An elegy to Diane Burns on the shapes of mortality and being, and the forms the transcendent spirit takes while descending upon landscapes of life and death. A place for new mythologies to syncopate with deterritorialized movement and song, reifying old routes of reincarnation. Where resignation gives hope for another opportunity, another form, for a return to the vicissitudes of the living and all their refractions.

 

Kunįkaga Remembers Red Banks, Kunįkaga Remembers the Welcome Song, 2014

Total run time: 9:30 min.

The video traverses the history and the memory of a place shared by both the Hočąk and the settler.
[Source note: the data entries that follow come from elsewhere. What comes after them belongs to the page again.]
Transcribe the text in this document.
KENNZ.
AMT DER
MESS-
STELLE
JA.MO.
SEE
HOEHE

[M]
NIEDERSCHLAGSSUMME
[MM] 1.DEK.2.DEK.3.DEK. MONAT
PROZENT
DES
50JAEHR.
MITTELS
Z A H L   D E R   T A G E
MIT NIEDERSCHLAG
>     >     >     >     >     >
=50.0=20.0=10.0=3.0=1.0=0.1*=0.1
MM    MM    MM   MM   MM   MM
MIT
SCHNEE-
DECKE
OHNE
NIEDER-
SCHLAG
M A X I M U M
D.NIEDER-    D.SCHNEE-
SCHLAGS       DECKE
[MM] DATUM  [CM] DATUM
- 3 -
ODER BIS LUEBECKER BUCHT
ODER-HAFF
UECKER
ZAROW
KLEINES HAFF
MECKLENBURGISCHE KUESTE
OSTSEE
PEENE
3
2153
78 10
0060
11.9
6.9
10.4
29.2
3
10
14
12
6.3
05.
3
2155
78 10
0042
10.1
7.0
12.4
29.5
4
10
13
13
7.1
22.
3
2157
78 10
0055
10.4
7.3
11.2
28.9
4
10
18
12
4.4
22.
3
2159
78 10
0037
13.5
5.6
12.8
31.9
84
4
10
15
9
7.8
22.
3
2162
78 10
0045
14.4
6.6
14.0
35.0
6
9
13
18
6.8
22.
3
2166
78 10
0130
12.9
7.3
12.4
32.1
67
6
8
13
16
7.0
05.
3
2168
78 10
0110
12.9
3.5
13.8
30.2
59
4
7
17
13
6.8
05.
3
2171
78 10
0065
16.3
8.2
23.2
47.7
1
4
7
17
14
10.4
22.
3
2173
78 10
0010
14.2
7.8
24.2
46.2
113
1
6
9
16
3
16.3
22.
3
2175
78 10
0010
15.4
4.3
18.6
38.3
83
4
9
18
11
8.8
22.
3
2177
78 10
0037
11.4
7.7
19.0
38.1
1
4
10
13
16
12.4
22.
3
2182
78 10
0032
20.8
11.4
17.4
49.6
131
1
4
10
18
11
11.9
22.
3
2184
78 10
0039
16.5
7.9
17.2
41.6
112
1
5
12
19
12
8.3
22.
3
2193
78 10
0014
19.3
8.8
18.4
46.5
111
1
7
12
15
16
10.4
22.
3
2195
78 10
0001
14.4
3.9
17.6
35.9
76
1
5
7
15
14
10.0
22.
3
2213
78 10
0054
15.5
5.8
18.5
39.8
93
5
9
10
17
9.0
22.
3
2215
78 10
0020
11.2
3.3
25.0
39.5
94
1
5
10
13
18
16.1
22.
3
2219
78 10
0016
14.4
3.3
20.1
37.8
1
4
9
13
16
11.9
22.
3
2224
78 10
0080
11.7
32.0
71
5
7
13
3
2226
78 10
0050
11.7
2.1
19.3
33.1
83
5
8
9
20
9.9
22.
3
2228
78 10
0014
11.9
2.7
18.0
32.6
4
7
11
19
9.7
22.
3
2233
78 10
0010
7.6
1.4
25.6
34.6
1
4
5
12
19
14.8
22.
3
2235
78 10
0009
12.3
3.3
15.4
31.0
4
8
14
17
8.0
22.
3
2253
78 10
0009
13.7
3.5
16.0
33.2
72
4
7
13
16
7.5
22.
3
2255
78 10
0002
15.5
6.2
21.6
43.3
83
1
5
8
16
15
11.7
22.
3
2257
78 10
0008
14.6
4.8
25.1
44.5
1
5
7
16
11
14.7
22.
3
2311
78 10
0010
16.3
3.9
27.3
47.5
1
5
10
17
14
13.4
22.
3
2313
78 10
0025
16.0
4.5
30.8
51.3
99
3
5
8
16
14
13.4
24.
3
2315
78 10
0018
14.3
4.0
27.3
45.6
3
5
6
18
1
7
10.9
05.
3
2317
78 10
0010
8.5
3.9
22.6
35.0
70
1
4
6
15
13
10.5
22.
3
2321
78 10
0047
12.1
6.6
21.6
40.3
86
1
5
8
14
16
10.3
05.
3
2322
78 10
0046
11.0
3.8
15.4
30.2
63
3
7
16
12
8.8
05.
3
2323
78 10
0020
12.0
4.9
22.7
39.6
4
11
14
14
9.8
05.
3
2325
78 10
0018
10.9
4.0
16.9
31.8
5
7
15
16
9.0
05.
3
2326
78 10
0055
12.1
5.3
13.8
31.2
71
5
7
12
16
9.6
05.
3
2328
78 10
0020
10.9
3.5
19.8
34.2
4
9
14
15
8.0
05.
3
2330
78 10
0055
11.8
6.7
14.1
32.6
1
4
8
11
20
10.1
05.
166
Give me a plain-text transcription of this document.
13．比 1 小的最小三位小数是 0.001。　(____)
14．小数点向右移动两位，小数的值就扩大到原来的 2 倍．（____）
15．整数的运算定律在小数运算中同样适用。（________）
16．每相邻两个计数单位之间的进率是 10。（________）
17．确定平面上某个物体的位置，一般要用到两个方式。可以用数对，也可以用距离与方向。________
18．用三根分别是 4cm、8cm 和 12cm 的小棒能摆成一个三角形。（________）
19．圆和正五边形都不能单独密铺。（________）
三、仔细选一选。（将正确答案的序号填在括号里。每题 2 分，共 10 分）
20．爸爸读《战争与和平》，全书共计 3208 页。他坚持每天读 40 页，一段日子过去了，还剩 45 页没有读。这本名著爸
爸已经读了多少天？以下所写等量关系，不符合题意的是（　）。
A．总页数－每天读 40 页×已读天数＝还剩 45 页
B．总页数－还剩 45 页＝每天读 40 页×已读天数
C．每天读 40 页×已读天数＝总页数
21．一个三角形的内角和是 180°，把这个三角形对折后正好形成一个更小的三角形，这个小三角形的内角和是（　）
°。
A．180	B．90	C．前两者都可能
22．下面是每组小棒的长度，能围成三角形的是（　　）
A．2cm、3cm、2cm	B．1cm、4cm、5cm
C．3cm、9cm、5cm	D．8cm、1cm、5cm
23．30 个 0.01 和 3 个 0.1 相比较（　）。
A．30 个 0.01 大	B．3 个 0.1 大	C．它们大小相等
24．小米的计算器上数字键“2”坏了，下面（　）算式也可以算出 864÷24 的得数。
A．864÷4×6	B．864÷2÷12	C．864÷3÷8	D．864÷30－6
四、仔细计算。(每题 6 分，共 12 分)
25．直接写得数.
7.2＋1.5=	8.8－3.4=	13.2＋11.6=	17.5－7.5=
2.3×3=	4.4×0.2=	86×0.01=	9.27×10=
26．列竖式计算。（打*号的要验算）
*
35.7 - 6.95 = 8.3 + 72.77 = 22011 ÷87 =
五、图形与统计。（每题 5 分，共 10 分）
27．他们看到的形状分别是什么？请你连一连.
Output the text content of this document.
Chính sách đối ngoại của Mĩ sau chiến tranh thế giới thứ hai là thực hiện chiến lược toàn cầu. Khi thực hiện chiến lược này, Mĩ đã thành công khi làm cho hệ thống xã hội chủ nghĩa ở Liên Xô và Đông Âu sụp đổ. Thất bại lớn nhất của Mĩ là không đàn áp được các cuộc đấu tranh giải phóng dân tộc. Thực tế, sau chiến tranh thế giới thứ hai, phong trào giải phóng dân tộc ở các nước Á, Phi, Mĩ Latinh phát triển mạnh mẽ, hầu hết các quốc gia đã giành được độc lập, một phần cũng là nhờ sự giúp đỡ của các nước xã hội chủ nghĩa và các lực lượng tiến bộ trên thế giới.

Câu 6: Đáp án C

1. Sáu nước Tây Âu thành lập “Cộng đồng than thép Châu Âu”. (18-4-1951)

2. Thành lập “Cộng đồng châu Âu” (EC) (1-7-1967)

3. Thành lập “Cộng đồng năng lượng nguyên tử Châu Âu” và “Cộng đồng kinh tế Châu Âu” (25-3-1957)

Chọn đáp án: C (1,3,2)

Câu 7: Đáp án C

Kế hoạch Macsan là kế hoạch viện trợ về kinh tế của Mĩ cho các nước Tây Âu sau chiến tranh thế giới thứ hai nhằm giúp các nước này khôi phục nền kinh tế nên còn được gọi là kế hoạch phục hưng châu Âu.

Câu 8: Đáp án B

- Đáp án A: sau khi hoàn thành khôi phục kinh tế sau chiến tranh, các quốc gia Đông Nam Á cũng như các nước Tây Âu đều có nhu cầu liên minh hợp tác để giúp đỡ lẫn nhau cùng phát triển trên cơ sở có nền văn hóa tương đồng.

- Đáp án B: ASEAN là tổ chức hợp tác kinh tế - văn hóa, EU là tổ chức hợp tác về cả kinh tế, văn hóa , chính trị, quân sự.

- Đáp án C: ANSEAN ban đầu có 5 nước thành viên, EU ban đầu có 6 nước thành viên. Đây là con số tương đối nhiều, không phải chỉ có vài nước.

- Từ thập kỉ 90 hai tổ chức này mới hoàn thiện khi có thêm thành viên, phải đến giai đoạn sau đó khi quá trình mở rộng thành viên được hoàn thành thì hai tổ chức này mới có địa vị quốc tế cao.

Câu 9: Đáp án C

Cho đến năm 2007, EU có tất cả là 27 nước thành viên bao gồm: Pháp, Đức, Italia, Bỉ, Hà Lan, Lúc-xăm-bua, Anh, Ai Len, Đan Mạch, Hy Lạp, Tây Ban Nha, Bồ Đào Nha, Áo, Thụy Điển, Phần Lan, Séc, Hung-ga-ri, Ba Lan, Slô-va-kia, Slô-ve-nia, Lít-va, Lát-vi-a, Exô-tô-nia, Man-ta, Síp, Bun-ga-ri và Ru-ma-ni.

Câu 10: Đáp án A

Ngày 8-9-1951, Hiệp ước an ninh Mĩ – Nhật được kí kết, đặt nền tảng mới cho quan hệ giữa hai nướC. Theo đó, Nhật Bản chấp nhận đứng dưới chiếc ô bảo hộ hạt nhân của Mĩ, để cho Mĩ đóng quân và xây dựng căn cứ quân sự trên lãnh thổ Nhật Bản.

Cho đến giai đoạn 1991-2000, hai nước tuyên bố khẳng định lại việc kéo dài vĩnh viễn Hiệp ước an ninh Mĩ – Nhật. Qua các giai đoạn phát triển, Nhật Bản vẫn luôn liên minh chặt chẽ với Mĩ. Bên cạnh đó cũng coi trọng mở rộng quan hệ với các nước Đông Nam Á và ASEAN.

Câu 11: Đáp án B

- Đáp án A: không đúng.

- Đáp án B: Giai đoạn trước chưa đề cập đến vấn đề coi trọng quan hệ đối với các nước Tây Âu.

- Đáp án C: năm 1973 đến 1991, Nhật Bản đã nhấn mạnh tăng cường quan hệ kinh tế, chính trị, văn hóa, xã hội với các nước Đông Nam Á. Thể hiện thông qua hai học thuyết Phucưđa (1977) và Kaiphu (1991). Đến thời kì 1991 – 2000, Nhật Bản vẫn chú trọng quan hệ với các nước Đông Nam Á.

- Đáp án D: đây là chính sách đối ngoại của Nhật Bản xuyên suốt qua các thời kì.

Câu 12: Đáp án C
Red Banks, a pre-contact Hočąk village site near present day Green Bay, WI was also the site of Jean Nicolet’s landing, who in 1634 was the first European in present day Wisconsin. Images and text are used to explore this space alongside my grandmother’s recollections. Each serve as representations of personal and shared memory, as well as representations of practices and processes of remembrance, from the Hočąk creation story, to Jean Nicolet’s landing, to the present.

 

Dislocation Blues, 2017

Total run time: 16:57 min.

An incomplete and imperfect portrait of reflections from Standing Rock. Cleo Keahna recounts his experiences entering, being at, and leaving the camp and the difficulties and the reluctance in looking back with a clear and critical eye. Terry Running Wild describes what his camp is like, and what he hopes it will become.

 

Fainting Spells, 2018

Total run time: 10:41 min.

Told through recollections of youth, learning, lore, and departure, this is an imagined myth for the Xąwįska, or the Indian Pipe Plant – used by the Ho-Chunk to revive those who have fainted.


Artist Biography

Sky Hopinka is a member of the Ho-Chunk Nation. He was born and raised in Ferndale, Washington and spent several years in Southern California, and Portland, Oregon.  In Portland, he studied and taught chinuk wawa, a language indigenous to the Lower Columbia River Basin. His work centers around personal positions of homeland and landscape, designs of language and facets of culture contained within, and the known and the unknowable.  His work has played at various festivals and exhibitions including ImagineNATIVE, Images Festival, Wavelengths, Ann Arbor Film Festival, AFI, Sundance, Projections, Out of Sight Seattle, the 2016 Wisconsin Triennial and the 2017 Whitney Biennial. He was awarded the More with Less Award at the 2016 Images Festival, the Tom Berman Award for Most Promising Filmmaker at the 54th Ann Arbor Film Festival, 3rd Prize at the 2015 Media City Film Festival, and the New Cinema Award at the 2017 Berwick Film and Media Arts Festival. He currently lives in Milwaukee, Wisconsin and is an adjunct lecturer at University of Wisconsin-Milwaukee and University of Illinois-Chicago.